VCS systems also integrate well with Continuous Integration systems.
For example, a CI system can be configured to run a series of checks and even publish, triggered by a git commit/push.

OBO Format was designed with VCSs in mind. One of the main guiding
principles was that ontologies should be diffable. In order to
guarantee this, the OBO format specifies a recommended tag ordering
ensuring that serialization of an ontology into a file is
deterministic. OBO format was also designed such that ascii-level
diffs were as human readable as possible.

OBO Format is a deprecated format – I recommend groups switch to using
one of the W3C concrete forms of OWL. However, this comes with one
caveat – if the source (editors) version of an ontology is switched
from obo to any other OWL serialization, then human-readable diffs are
lost. Additionally, the non-deterministic serialization of the
ontology results in spurious diffs that not only hamper
human-readability, but also cause bottlenecks in VCS. As an example,
releasing a version of the Uberon ontology can consume over an hour
simply performing SVN operations.

The issue of human-readability is being addressed by a working group
to extend Manchester Syntax (email me for further details). Here I
focus not on readability of diffs, but on the size of diffs, as this
is an important aspect of managing an ontology in a VCS.

Methods

I measured the “diffability” of different OWL formats by taking a
mid-size ontology incorporating a wide range of OWL constructs
(Uberon) and measuring
size of diffs between two ontology versions in relation to the change in
the number of axioms.

Starting with the 2014-03-28 release of Uberon, I iteratively removed
axioms from the ontology, saved the ontology, and measured the size of
the diff. The diff size was simply the number of lines output using
the unix diff command (“wc -l”).

This was done for the following OWL formats: obo, functional
notation (ofn), rdf/xml (owl), turtle (ttl) and Manchester notation
(omn).
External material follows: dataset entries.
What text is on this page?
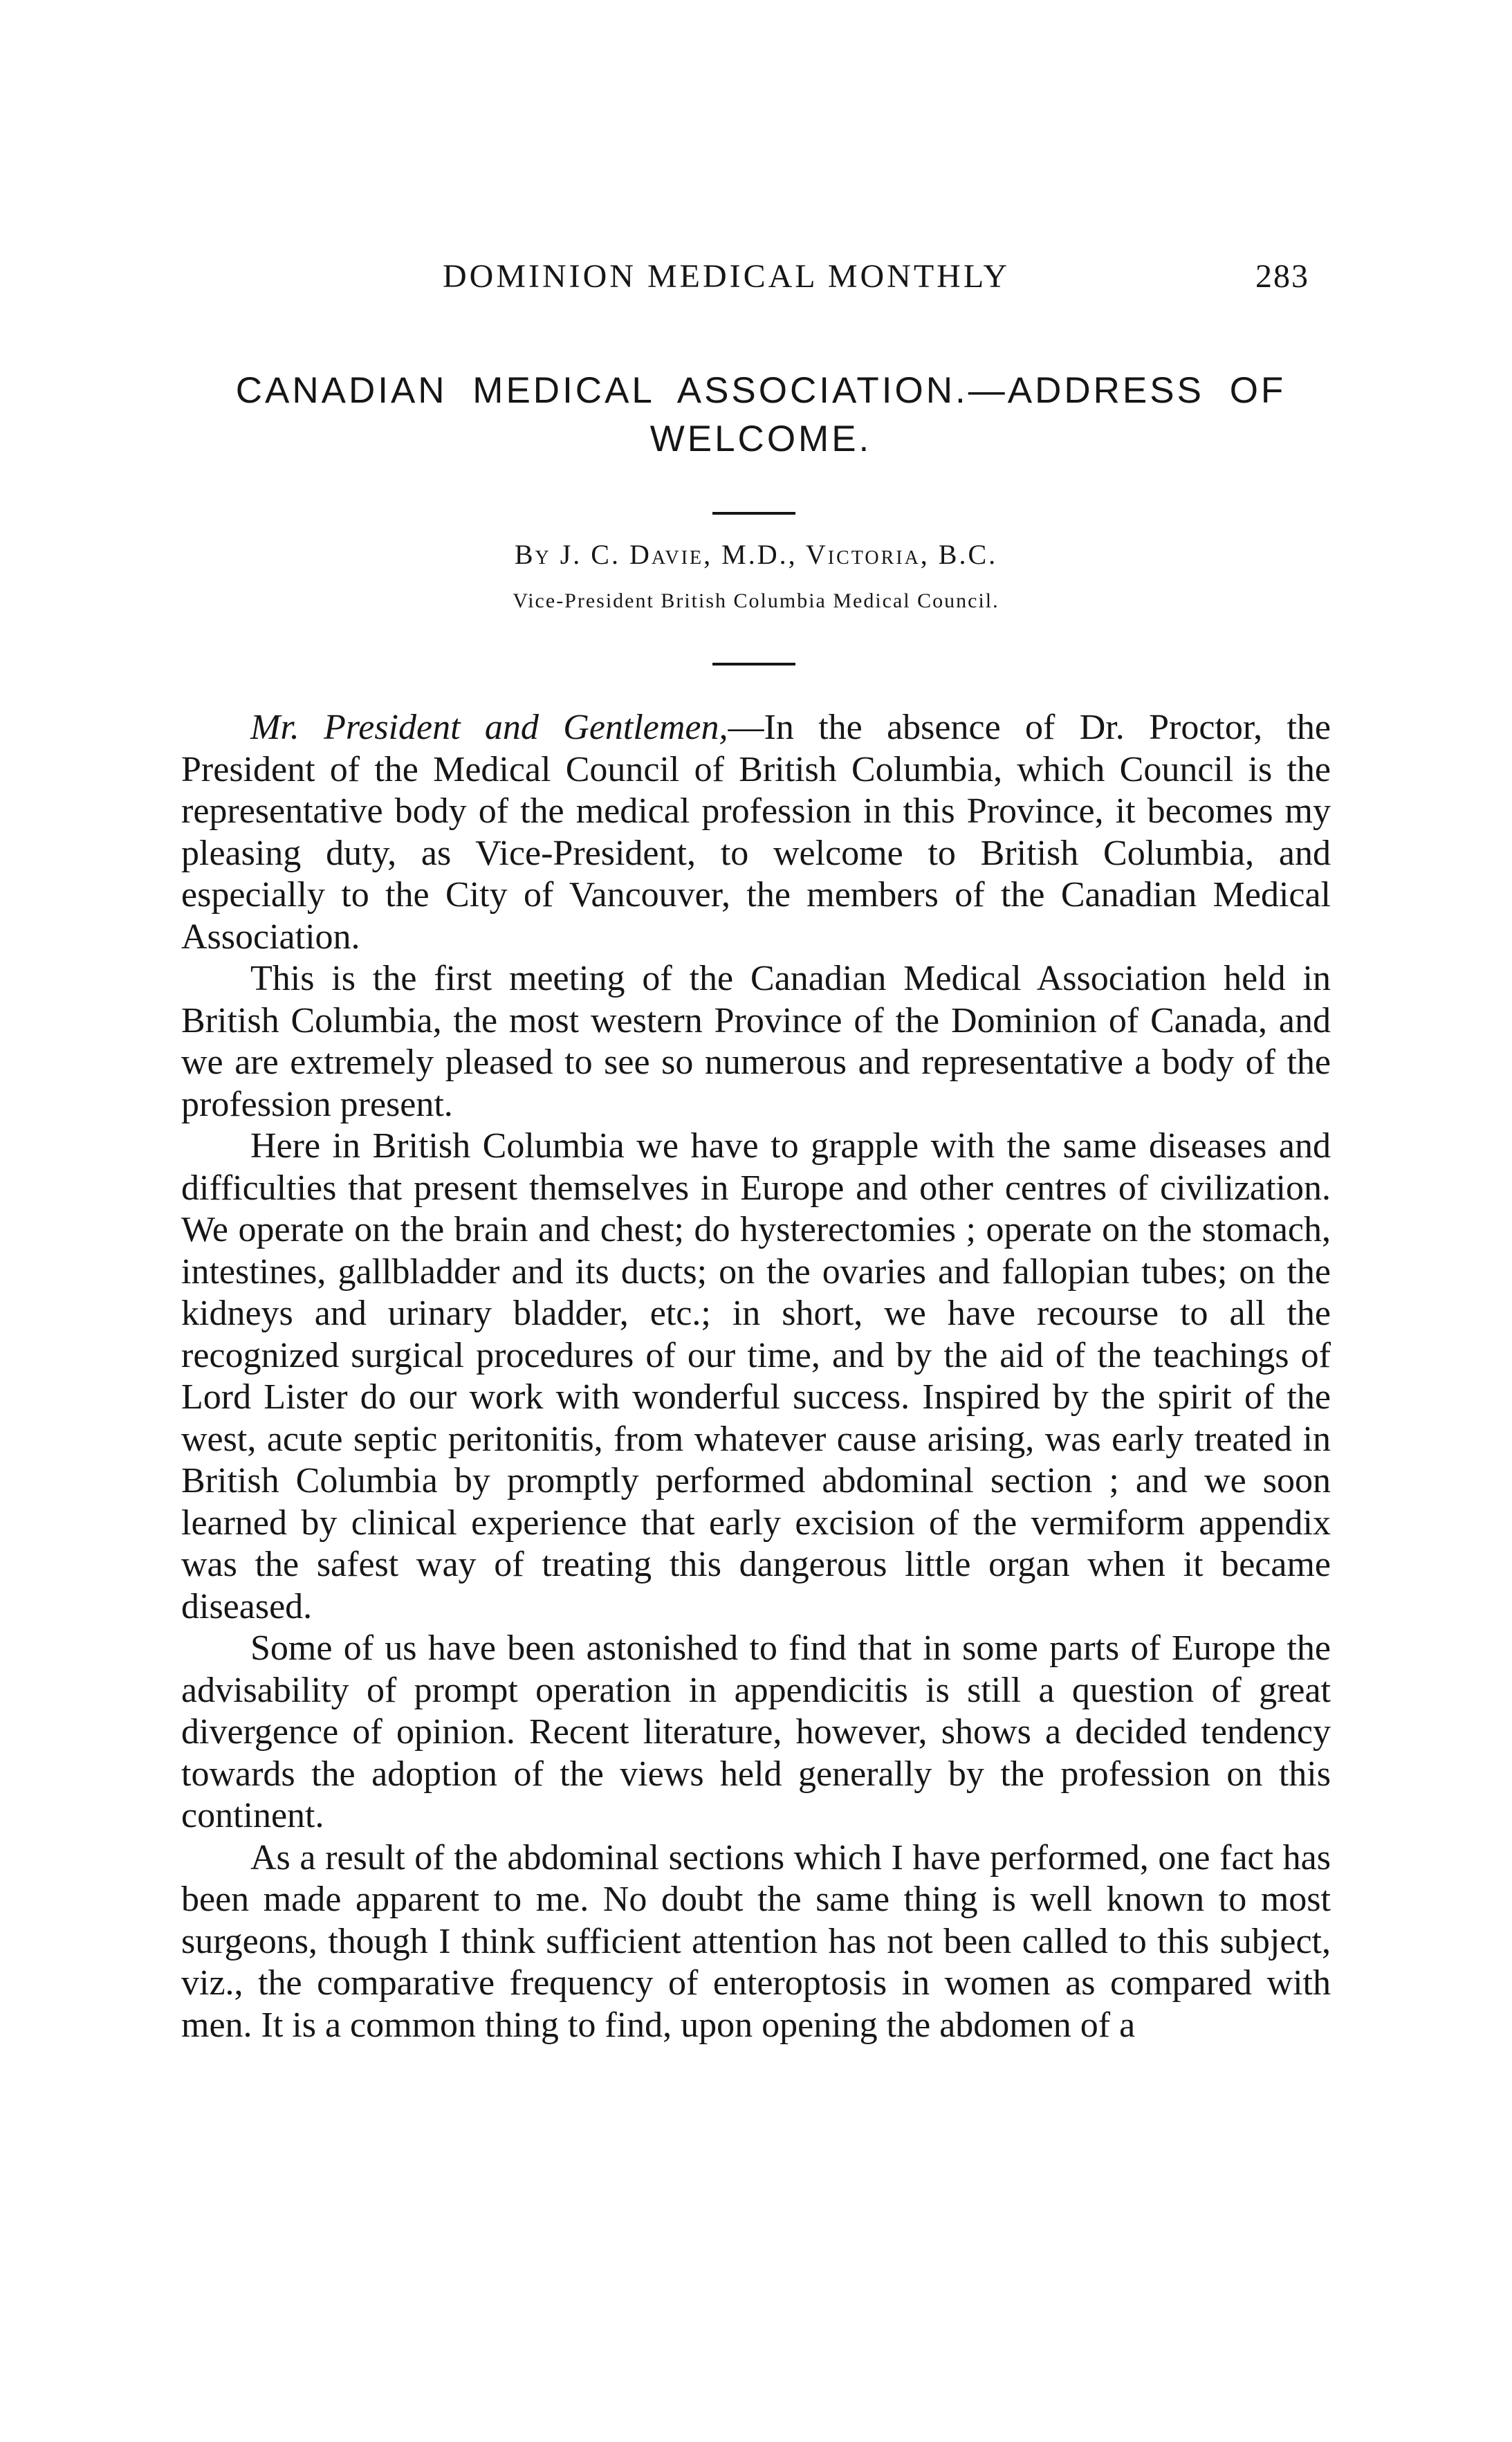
DOMINION MEDICAL MONTHLY	283
CANADIAN MEDICAL ASSOCIATION.—ADDRESS OF WELCOME.
By J. C. Davie, M.D., Victoria, B.C.
Vice-President British Columbia Medical Council.

Mr. President and Gentlemen,—In the absence of Dr. Proctor, the President of the Medical Council of British Columbia, which Council is the representative body of the medical profession in this Province, it becomes my pleasing duty, as Vice-President, to welcome to British Columbia, and especially to the City of Vancouver, the members of the Canadian Medical Association.

This is the first meeting of the Canadian Medical Association held in British Columbia, the most western Province of the Dominion of Canada, and we are extremely pleased to see so numerous and representative a body of the profession present.

Here in British Columbia we have to grapple with the same diseases and difficulties that present themselves in Europe and other centres of civilization. We operate on the brain and chest; do hysterectomies ; operate on the stomach, intestines, gallbladder and its ducts; on the ovaries and fallopian tubes; on the kidneys and urinary bladder, etc.; in short, we have recourse to all the recognized surgical procedures of our time, and by the aid of the teachings of Lord Lister do our work with wonderful success. Inspired by the spirit of the west, acute septic peritonitis, from whatever cause arising, was early treated in British Columbia by promptly performed abdominal section ; and we soon learned by clinical experience that early excision of the vermiform appendix was the safest way of treating this dangerous little organ when it became diseased.

Some of us have been astonished to find that in some parts of Europe the advisability of prompt operation in appendicitis is still a question of great divergence of opinion. Recent literature, however, shows a decided tendency towards the adoption of the views held generally by the profession on this continent.

As a result of the abdominal sections which I have performed, one fact has been made apparent to me. No doubt the same thing is well known to most surgeons, though I think sufficient attention has not been called to this subject, viz., the comparative frequency of enteroptosis in women as compared with men. It is a common thing to find, upon opening the abdomen of a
The number of axioms removed was 1, 2, 4, 8, .. up to
2^16. This was repeated ten times.

The OWL API v3 version 0.2.1-SNAPSHOT was used for all serializations,
except for OBO format, which was performed using the 2013-03-28
version of oboformat.jar. OWLTools was used as the command line
wrapper.

Results

The results can be downloaded HERE, and are plotted in the following
figure.

 

Plot showing size of diffs in relation to number of axioms added/removed

Plot showing size of diffs in relation to number of axioms added/removed

As can be seen there is a marked difference between the two RDF
formats (RDF/XML and Turtle) and the dedicated OWL serializations
(Manchester and Functional), which have roughly similar diffability to
OBO format.

In fact the diff size for RDF formats is both constant and large
regardless of the size of the diff. This appears to be due to
non-determinism when serializing axiom annotations.

This analysis only considers a single ontology, and a single version of the OWL API.
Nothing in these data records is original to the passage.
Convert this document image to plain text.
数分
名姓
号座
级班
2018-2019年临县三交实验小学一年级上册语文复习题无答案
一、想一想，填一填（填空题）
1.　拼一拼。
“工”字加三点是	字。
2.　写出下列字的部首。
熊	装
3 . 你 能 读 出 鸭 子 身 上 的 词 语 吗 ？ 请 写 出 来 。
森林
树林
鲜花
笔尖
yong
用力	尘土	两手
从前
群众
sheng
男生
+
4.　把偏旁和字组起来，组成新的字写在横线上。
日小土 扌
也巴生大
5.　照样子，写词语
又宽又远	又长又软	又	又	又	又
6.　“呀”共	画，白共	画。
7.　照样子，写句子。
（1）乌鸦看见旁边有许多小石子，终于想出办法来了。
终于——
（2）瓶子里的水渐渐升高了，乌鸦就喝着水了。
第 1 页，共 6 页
Discussion and Conclusions

Based on these results, it would appear to be a huge mistake to ever
manage an RDF serialization of OWL in a VCS. Using Manchester or
Functional gives superior diffability, with the number of axiom
changed proportional to size of the diff. OBO format offers human
readability of diffs as well, but this format is limited in
expressivity.

These recommendations are consistent with the size of the file in each format.

The following numbers are for Uberon:

  • obo 11M
  • omn 28M
  • ofn 37M
  • owl 53M
  • ttl 58M

However, one issue here is that RDF-level tools may not accept a
dedicated OWL serialization such as ofn or omn. Most RDF libraries
will however, accept RDF/XML or Turtle.

The ontology manager is then faced with a quandary – cut themselves
off from a segment of the semantic web and have diffs that are
manageable (if not readable) or live with enormous spurious diffs for
the benefits of SW integration.

The best solution would appear to be to manage source versions in a
diffable format, and release in a more voluminous RDF/semweb
format. This is not so different from software management – the users
consume a compile version of the software (jars, object files, etc)
and the software is maintained as diffable source. It’s generally
considered bad practice to check in derived products into a VCS.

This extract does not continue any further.